In particular, the researchers from Uppsala University found that compared to non-shift workers, shift workers needed more time to complete a test that is frequently used by physicians to screen for cognitive impairment.
However, their study also discovered that those who had quit shift work more than five years ago completed the test just as fast as the non-shift workers.
This implies that the damage caused by irregular hours can be reversed if people are willing or able to stop doing it.
The goal of their study was to examine whether shift work history could be linked to performance.
“Our results indicate that shift work is linked to poorer performance on a test that is frequently used to screen for cognitive impairment in humans,” said Christian Benedict, associate professor at the Department of Neuroscience at Uppsala University and corresponding author of the study.

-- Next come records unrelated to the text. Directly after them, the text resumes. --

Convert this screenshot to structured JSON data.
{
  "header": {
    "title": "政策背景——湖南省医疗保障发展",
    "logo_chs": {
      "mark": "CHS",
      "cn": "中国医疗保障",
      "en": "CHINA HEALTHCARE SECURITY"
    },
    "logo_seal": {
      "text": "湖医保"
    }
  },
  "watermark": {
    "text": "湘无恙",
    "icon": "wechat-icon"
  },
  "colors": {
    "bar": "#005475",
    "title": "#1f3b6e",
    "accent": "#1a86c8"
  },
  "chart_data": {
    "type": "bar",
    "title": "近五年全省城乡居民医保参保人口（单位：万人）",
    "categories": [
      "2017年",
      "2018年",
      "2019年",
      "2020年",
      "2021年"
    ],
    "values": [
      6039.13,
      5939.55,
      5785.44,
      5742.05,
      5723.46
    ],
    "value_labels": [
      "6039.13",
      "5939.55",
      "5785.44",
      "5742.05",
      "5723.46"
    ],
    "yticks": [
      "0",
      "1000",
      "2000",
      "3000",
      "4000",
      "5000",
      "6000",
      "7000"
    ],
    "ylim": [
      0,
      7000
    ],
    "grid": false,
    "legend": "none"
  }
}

Benedict added that poorer performance was only observed in current shift workers and those who worked shifts during the past five years.
“In contrast, no difference was observed between non-shift workers and those who had quit shift work more than five years ago,” he said.
“The latter could suggest that it may take at least five years for previous shift workers to recover brain functions that are relevant to the performance on this test.”
The test that was used involves two parts and is called the "Trail Making Test".
Part A had participants connecting circles labelled with numbers 1-25 in an ascending order.
In part B, people had to alternate between numbers and letters in an ascending order.
The test involved input from around 7000 participants.
Poor concentration, trouble learning new things, and bad memory are just some of the symptoms of shift work involving irregular hours.